"ben buradayım, yanındayım"

10.5K 1.6K 1.6K
                                    

"Uyuyan güzel! Uyan artık!"

Koridordan gelen Narae'nin sesi kapalı kapıma rağmen odama ulaşıp ikinci kez kulaklarıma dolarken gün ışığının odamı sahiplendiği büyük pencereye bakıyordum.

Yutkunup sarılarak kafamı yasladığım yastıkla sonunda rahatsız olup yönümü değiştirdim ve gözlerimi kırpıştırıp midemdeki heyecanı yok etmeye çalıştım. Yine olmadı. Dünden beri benimleydi o heyecan.

Daha doğrusu kökenlerin cadılarla yapacağı toplantıyı duyduğumdan beri.

Neler olacak bilmiyordum ama görecektim çok yakından. Bu da geriyordu beni. Jeongguk bu toplantıyı cadılar tarafından görmüştü. Onların başıydı resmen o yaşına rağmen. Bense bunu kökenler tarafından görecektim. Cadıların gözünde kökenlerin sığıntısı bir hain olarak.

Yüzümü sıvazlayıp bakışlarımı sonunda bir saattir olduğu gibi tuttuğum pencereden çektim ve gerindim. Sahi uyanalı ne kadar oluyordu ki? Aslına bakarsan uyuyamamıştım da. Üç saat belki. Ne kadar kendimi zorlarsam zorlayayım olmamıştı. Uykusuzluk dönemim başlamıştı yine.

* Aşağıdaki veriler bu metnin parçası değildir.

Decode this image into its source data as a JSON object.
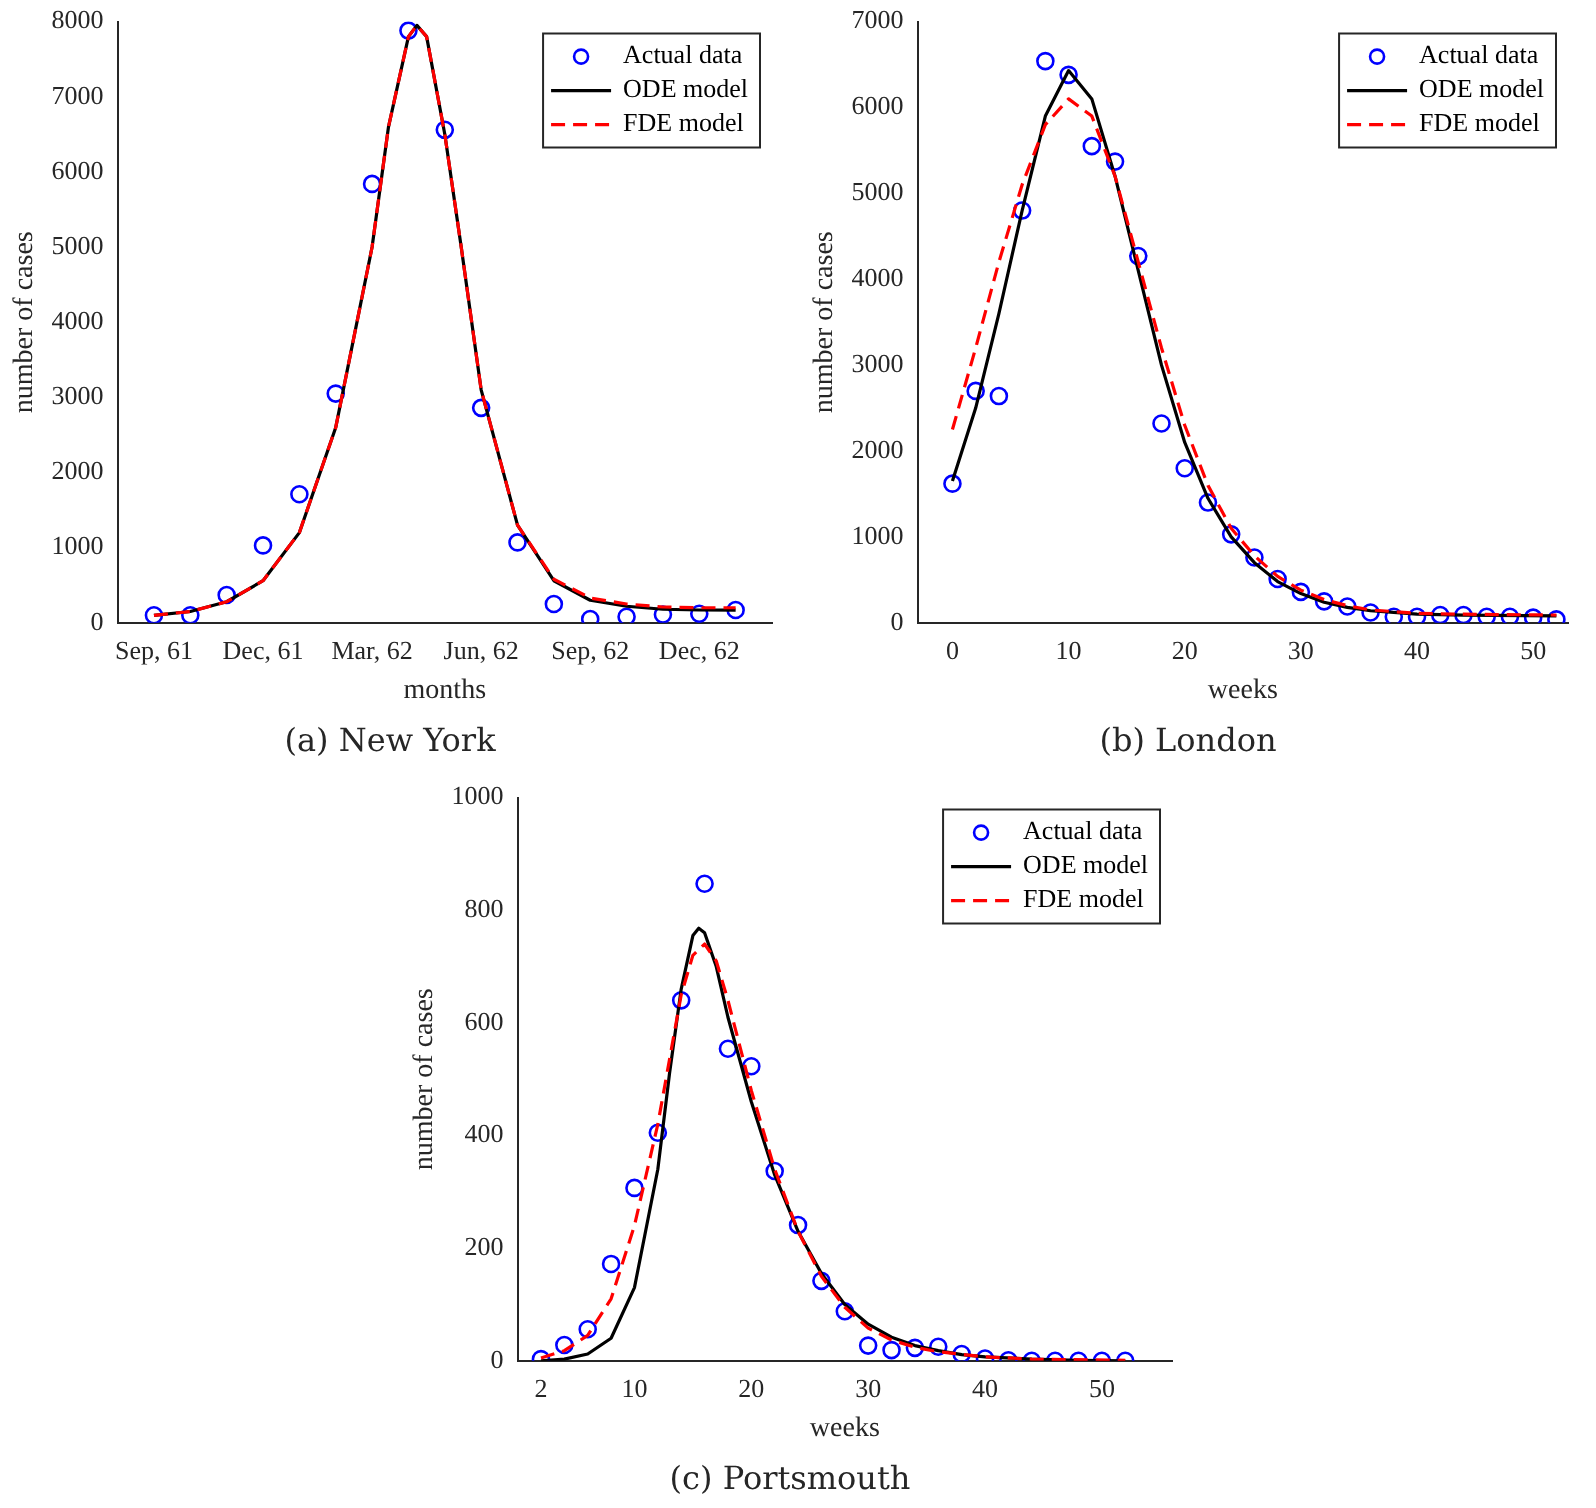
{
  "chart_data": [
    {
      "type": "line",
      "title": "(a) New York",
      "xlabel": "months",
      "ylabel": "number of cases",
      "legend": "top right",
      "grid": false,
      "xlim": [
        "1961-08",
        "1963-02"
      ],
      "xticks": [
        {
          "value": "1961-09",
          "label": "Sep, 61"
        },
        {
          "value": "1961-12",
          "label": "Dec, 61"
        },
        {
          "value": "1962-03",
          "label": "Mar, 62"
        },
        {
          "value": "1962-06",
          "label": "Jun, 62"
        },
        {
          "value": "1962-09",
          "label": "Sep, 62"
        },
        {
          "value": "1962-12",
          "label": "Dec, 62"
        }
      ],
      "ylim": [
        0,
        8000
      ],
      "yticks": [
        0,
        1000,
        2000,
        3000,
        4000,
        5000,
        6000,
        7000,
        8000
      ],
      "series": [
        {
          "name": "Actual data",
          "type": "scatter",
          "marker": "circle",
          "color": "#0000ff",
          "x": [
            "1961-09",
            "1961-10",
            "1961-11",
            "1961-12",
            "1962-01",
            "1962-02",
            "1962-03",
            "1962-04",
            "1962-05",
            "1962-06",
            "1962-07",
            "1962-08",
            "1962-09",
            "1962-10",
            "1962-11",
            "1962-12",
            "1963-01"
          ],
          "values": [
            100,
            100,
            370,
            1030,
            1710,
            3050,
            5840,
            7880,
            6560,
            2860,
            1070,
            250,
            50,
            80,
            110,
            120,
            170
          ]
        },
        {
          "name": "ODE model",
          "type": "line",
          "marker": "none",
          "line_style": "solid",
          "color": "#000000",
          "x": [
            "1961-09-01",
            "1961-10-01",
            "1961-11-01",
            "1961-12-01",
            "1962-01-01",
            "1962-02-01",
            "1962-03-01",
            "1962-03-15",
            "1962-04-01",
            "1962-04-08",
            "1962-04-16",
            "1962-05-01",
            "1962-05-15",
            "1962-06-01",
            "1962-07-01",
            "1962-08-01",
            "1962-09-01",
            "1962-10-01",
            "1962-11-01",
            "1962-12-01",
            "1963-01-01"
          ],
          "values": [
            100,
            150,
            280,
            560,
            1200,
            2600,
            5000,
            6600,
            7800,
            7950,
            7800,
            6500,
            5000,
            3100,
            1300,
            560,
            300,
            220,
            180,
            170,
            170
          ]
        },
        {
          "name": "FDE model",
          "type": "line",
          "marker": "none",
          "line_style": "dashed",
          "color": "#ff0000",
          "x": [
            "1961-09-01",
            "1961-10-01",
            "1961-11-01",
            "1961-12-01",
            "1962-01-01",
            "1962-02-01",
            "1962-03-01",
            "1962-03-15",
            "1962-04-01",
            "1962-04-08",
            "1962-04-16",
            "1962-05-01",
            "1962-05-15",
            "1962-06-01",
            "1962-07-01",
            "1962-08-01",
            "1962-09-01",
            "1962-10-01",
            "1962-11-01",
            "1962-12-01",
            "1963-01-01"
          ],
          "values": [
            100,
            150,
            280,
            560,
            1200,
            2600,
            5000,
            6600,
            7800,
            7950,
            7800,
            6500,
            5000,
            3100,
            1300,
            580,
            330,
            250,
            210,
            200,
            200
          ]
        }
      ]
    },
    {
      "type": "line",
      "title": "(b) London",
      "xlabel": "weeks",
      "ylabel": "number of cases",
      "legend": "top right",
      "grid": false,
      "xlim": [
        -3,
        53
      ],
      "xticks": [
        0,
        10,
        20,
        30,
        40,
        50
      ],
      "ylim": [
        0,
        7000
      ],
      "yticks": [
        0,
        1000,
        2000,
        3000,
        4000,
        5000,
        6000,
        7000
      ],
      "series": [
        {
          "name": "Actual data",
          "type": "scatter",
          "marker": "circle",
          "color": "#0000ff",
          "x": [
            0,
            2,
            4,
            6,
            8,
            10,
            12,
            14,
            16,
            18,
            20,
            22,
            24,
            26,
            28,
            30,
            32,
            34,
            36,
            38,
            40,
            42,
            44,
            46,
            48,
            50,
            52
          ],
          "values": [
            1620,
            2700,
            2640,
            4800,
            6540,
            6380,
            5550,
            5370,
            4270,
            2320,
            1800,
            1400,
            1030,
            760,
            510,
            360,
            250,
            190,
            120,
            70,
            70,
            90,
            90,
            70,
            70,
            60,
            40
          ]
        },
        {
          "name": "ODE model",
          "type": "line",
          "marker": "none",
          "line_style": "solid",
          "color": "#000000",
          "x": [
            0,
            2,
            4,
            6,
            8,
            10,
            12,
            14,
            16,
            18,
            20,
            22,
            24,
            26,
            28,
            30,
            32,
            34,
            36,
            40,
            44,
            52
          ],
          "values": [
            1650,
            2500,
            3600,
            4800,
            5900,
            6430,
            6100,
            5200,
            4100,
            3000,
            2100,
            1450,
            1000,
            700,
            480,
            340,
            240,
            180,
            140,
            100,
            90,
            80
          ]
        },
        {
          "name": "FDE model",
          "type": "line",
          "marker": "none",
          "line_style": "dashed",
          "color": "#ff0000",
          "x": [
            0,
            2,
            4,
            6,
            8,
            10,
            12,
            14,
            16,
            18,
            20,
            22,
            24,
            26,
            28,
            30,
            32,
            34,
            36,
            40,
            44,
            52
          ],
          "values": [
            2250,
            3200,
            4200,
            5100,
            5800,
            6100,
            5900,
            5200,
            4200,
            3200,
            2300,
            1600,
            1100,
            780,
            540,
            380,
            270,
            200,
            150,
            110,
            100,
            90
          ]
        }
      ]
    },
    {
      "type": "line",
      "title": "(c) Portsmouth",
      "xlabel": "weeks",
      "ylabel": "number of cases",
      "legend": "top right",
      "grid": false,
      "xlim": [
        0,
        56
      ],
      "xticks": [
        2,
        10,
        20,
        30,
        40,
        50
      ],
      "ylim": [
        0,
        1000
      ],
      "yticks": [
        0,
        200,
        400,
        600,
        800,
        1000
      ],
      "series": [
        {
          "name": "Actual data",
          "type": "scatter",
          "marker": "circle",
          "color": "#0000ff",
          "x": [
            2,
            4,
            6,
            8,
            10,
            12,
            14,
            16,
            18,
            20,
            22,
            24,
            26,
            28,
            30,
            32,
            34,
            36,
            38,
            40,
            42,
            44,
            46,
            48,
            50,
            52
          ],
          "values": [
            3,
            28,
            56,
            172,
            307,
            405,
            640,
            847,
            554,
            523,
            337,
            241,
            142,
            88,
            27,
            19,
            23,
            25,
            12,
            4,
            1,
            0,
            0,
            0,
            0,
            0
          ]
        },
        {
          "name": "ODE model",
          "type": "line",
          "marker": "none",
          "line_style": "solid",
          "color": "#000000",
          "x": [
            2,
            4,
            6,
            8,
            10,
            12,
            13,
            14,
            15,
            15.5,
            16,
            17,
            18,
            20,
            22,
            24,
            26,
            28,
            30,
            32,
            34,
            36,
            38,
            40,
            44,
            48,
            52
          ],
          "values": [
            0,
            3,
            12,
            40,
            130,
            340,
            510,
            660,
            755,
            768,
            760,
            700,
            610,
            460,
            330,
            230,
            155,
            100,
            65,
            42,
            27,
            18,
            11,
            7,
            3,
            1,
            0
          ]
        },
        {
          "name": "FDE model",
          "type": "line",
          "marker": "none",
          "line_style": "dashed",
          "color": "#ff0000",
          "x": [
            2,
            4,
            6,
            8,
            10,
            12,
            14,
            15,
            16,
            17,
            18,
            20,
            22,
            24,
            26,
            28,
            30,
            32,
            34,
            36,
            40,
            44,
            52
          ],
          "values": [
            5,
            18,
            45,
            110,
            240,
            420,
            650,
            720,
            740,
            710,
            640,
            480,
            340,
            230,
            150,
            95,
            58,
            37,
            24,
            16,
            7,
            3,
            1
          ]
        }
      ]
    }
  ]
}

Ve benim aklıma sadece saniyesinde uykuya daldığım Taehyung'un odası geliyordu.

O da bir ayrı konuydu. İstiyorsan sen öpeceksin. Ne saçma! Neden bana bırakıyordu ki? Öpsün demiyorum ama bunu da istemiyorum. En azından o bir şeyler yaptığında o yaptı diye kaçmak kolay. Kendim yaparsam bir açıklamam bile olmuyor çünkü. Onun da açıklaması olmuyor ama bahanem hazır en azından. O yaptı.

Evet, buydu bahanem. O yaptı.

Narae bana bağırmıştı değil mi uyuyan güzel diye?

Biraz daha gerinip bedenimi esnettim ve kendim de esnedikten sonra zar zor ayaklandım. İlk işim direkt yatağımı düzeltmek olurken bugün dersim olmadığı geldi aklıma. Rahattım yani. Ne kadar olabilirsem o da. İşim bitti, banyoya gidip oradaki işlerimi hallettim. Duş da almıştım ve gerçekten biraz da olsa rahatlamıştım.

Belimi saran bornozumla banyodan çıktığımda merdivenlerden de yukarı çıkan Narae beni gördüğü gibi sırıtmış ve ıslık çalarak süzmüştü. Bu beni güldürürken göz devirmeden edemedim.

"Bak sen, ne cevherler saklıyormuş bizimki. Hoşuma gittin."

Göz kırparak konuşmasıyla kıkırdarken "Uzak dur benden." demiştim. Söylemim onu daha da güldürürken ikimiz de işin şakasındaydık.

"Hazır mısın?"

Üstümü göstermiştim ona. "Sence hazır gibi miyim?" Bu sefer gözlerini deviren o olmuştu. "Mental olarak aptal. Hazır mısın?"

İşte buna bir cevabım yoktu. Derin bir nefes alıp omuz silkmekle yetindim ve odama girip hazırlanmaya başladım. Siyah dizleri yırtık kot, siyah tişört ve mavi bir kot ceket buldum. Bulduğum gibi de üstüme geçirdim. Tarzım çok tekdüzeydi. Hep sade şeyler ve renklerden oluşuyordu dolabım. Saçlarımı havluya son kez silip kirli sepetine attım ve derin bir nefes sonrası hazırdım işte.

Telefonumu da alıp odadan çıktım, çıktığım gibi yerde oturduğunu gördüğüm Beomgyu ile irkilirken elim kalbime gitti. Şapşal bebek. Ezecektim neredeyse ve resmen bana bakıyordu.

"Beni mi bekliyorsun sen?"

Sorumla beraber dudakları büzülür gibi olduğunda bu tepkisi bile hoşuma gitti ve eğilip kollarımı uzattım ona. Onun da elleri çoktan 'al beni' dercesine bana uzandığında koltuk altlarından tutup kucağıma aldım. Daha düzgün bir şekilde kucağımda tutmaya başladığımda merdivenlere ilerledim.